You probably already knew about Transparent Page Sharing, Ballooning and swapping but let’s go through them again rather fast. For guest OS-es that don’t use large pages ESX will store the virtual machine memory in 4K pages in hardware memory and will use Transparent Page Sharing to see if there are duplicate 4K pages (at host level) and will only store them once. If there is memory contention at host level, ESX will start the ballooning process. Ballooning will try to reclaim unused pages from the VMs and return them to the host. If after ballooning there is still memory contention, ESX will start swapping VM memory to harddisk.

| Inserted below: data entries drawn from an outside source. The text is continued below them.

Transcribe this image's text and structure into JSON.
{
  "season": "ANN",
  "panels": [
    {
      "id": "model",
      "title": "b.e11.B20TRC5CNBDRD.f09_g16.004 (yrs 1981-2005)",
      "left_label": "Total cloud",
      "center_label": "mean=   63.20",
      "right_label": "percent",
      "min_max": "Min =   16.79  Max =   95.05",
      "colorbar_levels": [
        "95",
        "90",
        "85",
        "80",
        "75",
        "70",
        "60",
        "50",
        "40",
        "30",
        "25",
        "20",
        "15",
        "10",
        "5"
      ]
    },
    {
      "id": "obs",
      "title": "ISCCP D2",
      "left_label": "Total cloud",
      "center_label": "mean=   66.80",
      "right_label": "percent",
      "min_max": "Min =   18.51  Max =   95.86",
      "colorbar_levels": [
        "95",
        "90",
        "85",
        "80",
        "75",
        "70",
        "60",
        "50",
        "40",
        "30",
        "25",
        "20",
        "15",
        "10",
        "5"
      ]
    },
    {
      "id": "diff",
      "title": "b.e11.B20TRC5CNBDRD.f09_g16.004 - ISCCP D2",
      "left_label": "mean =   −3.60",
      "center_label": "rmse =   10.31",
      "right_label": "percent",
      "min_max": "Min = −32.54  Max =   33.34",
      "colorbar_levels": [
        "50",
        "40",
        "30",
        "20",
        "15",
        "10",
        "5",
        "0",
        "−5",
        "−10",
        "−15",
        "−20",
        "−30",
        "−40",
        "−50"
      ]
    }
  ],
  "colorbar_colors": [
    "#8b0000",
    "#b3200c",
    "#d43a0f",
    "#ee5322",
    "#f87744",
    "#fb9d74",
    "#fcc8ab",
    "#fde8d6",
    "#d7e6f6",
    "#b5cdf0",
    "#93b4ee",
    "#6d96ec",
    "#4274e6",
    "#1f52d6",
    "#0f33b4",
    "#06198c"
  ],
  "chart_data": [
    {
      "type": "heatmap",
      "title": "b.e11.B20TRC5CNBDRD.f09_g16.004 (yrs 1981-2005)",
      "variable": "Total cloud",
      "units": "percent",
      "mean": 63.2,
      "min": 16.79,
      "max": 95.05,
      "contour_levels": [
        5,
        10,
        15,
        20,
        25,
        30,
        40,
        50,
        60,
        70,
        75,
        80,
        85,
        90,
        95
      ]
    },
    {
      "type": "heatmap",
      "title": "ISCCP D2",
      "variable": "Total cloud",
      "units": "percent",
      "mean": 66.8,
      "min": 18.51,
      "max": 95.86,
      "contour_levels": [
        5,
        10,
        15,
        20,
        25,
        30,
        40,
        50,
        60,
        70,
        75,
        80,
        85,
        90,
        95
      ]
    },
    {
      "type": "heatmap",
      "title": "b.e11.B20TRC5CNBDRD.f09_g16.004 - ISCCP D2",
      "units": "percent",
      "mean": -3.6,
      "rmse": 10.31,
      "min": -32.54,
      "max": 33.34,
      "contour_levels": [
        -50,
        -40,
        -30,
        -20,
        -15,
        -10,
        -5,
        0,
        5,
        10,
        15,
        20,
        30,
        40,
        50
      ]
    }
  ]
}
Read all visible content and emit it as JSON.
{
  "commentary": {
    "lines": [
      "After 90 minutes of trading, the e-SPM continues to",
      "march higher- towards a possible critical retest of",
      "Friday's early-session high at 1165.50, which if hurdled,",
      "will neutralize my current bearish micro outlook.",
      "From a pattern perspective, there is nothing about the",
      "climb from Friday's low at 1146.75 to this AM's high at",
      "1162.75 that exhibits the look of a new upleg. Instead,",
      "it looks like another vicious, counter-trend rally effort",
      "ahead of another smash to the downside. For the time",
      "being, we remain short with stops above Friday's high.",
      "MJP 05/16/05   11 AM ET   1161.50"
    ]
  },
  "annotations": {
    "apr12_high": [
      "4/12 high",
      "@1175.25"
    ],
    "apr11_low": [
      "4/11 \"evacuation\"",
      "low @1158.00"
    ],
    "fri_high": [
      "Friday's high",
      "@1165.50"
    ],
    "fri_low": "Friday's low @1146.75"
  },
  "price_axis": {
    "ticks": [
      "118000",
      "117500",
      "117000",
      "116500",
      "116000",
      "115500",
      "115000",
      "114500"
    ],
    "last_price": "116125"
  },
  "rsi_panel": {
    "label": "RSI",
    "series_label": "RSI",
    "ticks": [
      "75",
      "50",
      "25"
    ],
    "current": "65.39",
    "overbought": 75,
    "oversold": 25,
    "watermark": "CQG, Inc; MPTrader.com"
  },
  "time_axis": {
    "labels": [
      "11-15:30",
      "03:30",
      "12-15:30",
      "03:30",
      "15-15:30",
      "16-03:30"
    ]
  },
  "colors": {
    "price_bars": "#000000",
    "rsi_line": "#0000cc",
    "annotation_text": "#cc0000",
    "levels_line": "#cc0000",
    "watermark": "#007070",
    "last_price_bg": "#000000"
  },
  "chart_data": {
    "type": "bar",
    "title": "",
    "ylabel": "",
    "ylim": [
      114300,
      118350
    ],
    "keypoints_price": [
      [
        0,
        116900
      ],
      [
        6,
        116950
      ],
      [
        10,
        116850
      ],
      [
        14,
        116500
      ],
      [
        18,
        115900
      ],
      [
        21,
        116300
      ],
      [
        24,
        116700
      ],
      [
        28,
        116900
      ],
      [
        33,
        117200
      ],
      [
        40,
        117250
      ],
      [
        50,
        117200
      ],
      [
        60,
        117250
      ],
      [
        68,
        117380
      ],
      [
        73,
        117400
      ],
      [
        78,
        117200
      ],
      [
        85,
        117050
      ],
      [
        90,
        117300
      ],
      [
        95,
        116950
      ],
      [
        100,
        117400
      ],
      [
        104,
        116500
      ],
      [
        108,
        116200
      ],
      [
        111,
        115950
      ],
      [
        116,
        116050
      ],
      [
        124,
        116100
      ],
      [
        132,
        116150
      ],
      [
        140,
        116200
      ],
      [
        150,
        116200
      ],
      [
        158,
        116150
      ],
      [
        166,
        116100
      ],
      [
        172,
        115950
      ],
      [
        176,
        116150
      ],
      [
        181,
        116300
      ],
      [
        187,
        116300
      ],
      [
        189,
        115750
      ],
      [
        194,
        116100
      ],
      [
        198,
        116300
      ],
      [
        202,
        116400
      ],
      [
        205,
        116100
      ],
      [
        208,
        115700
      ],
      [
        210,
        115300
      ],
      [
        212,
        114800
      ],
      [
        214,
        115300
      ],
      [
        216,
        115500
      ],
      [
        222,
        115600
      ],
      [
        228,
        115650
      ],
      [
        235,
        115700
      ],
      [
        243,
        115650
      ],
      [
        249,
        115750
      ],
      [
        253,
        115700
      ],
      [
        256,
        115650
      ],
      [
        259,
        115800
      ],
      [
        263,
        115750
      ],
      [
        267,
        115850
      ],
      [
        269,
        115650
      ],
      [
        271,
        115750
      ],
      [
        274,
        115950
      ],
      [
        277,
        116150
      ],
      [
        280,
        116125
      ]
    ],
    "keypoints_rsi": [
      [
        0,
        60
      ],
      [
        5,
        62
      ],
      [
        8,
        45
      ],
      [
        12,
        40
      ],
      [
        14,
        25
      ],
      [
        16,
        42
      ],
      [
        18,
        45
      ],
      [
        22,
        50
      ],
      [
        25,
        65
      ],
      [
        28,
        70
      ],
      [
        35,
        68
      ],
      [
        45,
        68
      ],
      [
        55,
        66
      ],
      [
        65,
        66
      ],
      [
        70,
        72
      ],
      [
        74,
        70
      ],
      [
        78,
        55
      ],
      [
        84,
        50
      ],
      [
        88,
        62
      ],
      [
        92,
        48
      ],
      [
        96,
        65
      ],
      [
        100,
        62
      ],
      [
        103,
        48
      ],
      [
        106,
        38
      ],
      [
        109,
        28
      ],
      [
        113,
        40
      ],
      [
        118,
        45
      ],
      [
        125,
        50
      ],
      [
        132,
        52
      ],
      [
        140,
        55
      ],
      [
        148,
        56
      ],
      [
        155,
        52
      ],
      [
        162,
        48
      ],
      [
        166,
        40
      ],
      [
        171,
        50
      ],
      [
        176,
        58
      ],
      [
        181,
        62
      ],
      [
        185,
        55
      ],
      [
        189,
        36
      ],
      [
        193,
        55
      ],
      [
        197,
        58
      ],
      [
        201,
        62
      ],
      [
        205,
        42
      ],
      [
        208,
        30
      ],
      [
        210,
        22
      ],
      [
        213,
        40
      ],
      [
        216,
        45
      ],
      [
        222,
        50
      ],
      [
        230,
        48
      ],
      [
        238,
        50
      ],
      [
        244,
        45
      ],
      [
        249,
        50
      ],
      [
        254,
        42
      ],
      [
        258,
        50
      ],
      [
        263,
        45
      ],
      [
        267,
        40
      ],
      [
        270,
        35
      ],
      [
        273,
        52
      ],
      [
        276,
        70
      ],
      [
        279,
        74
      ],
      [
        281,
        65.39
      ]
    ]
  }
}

When host and guest OS are capable of using large pages, the VM memory will be stored in 2MB pages without searching for duplicates with TPS. This is because the chances of finding duplicate 2MB pages are far more smaller than with 4K pages and the time to do this comparison would take too much time, however a hash of the 4K pages within the 2MB pages is still created. With large pages, ballooning is the first memory saving technique, but if this doesn’t solve the memory contention the ESX host will start the process of swapping memory to disk. In this process the 2MB pages will be broken into small 4K pages and the pre-generated hashes are used to share the small pages before they are swapped to disk.

Memory compression

With memory compression an extra step is added in both scenario’s. Just before memory is swapped out to disk, ESX will compress the memory. That is after ballooning and TPS have not resolved the memory contention. With memory compression ESX will try and compress the 4K swap candidate pages. When a compression of more than 50% is obtained the page (now 2K or less) will then be stored in the compression cache. If a compression of more than 50% is not obtained, the 4K page will be swapped out (to disk). If in a later stadium this compressed page is access by a VM, it will first be decompressed and removed from the compression cache.

Compression cache

This compression cache is memory inside of the virtual machines memory with a maximum of 10% (can be changed through the advanced settings Mem.MemZipMaxPct) which means ESX will not allocate additional host physical memory for the compression cache. When the VM memory is undercommitted no space is allocated to the compression cache, but as memory pressure grows, the space allocated for compression cache grows to a maximum of 10%.

Should the memory pressure keep growing and more memory is needed, pages from the compressed memory cache will be decompressed and swapped out.

Compression performance

As with other memory management techniques VMware introduced, people often are a bit skeptic when first reading about it and performance is always the number on concern. To try and ease your mind a bit, some facts:

– ESX will not pro-actively compress pages

– Compression will cost about 2-3% host cpu time

– Compression takes about 20 micro seconds

– The penalty of the extra CPU time and compression time is small compared to having to swap out to disk

– The compression used is based on GZip but adopted to specific ESX needs

22 thoughts on “Memory management and compression in vSphere 4.1

  1. Nice write up Gab, saves me reading the VMware doc again.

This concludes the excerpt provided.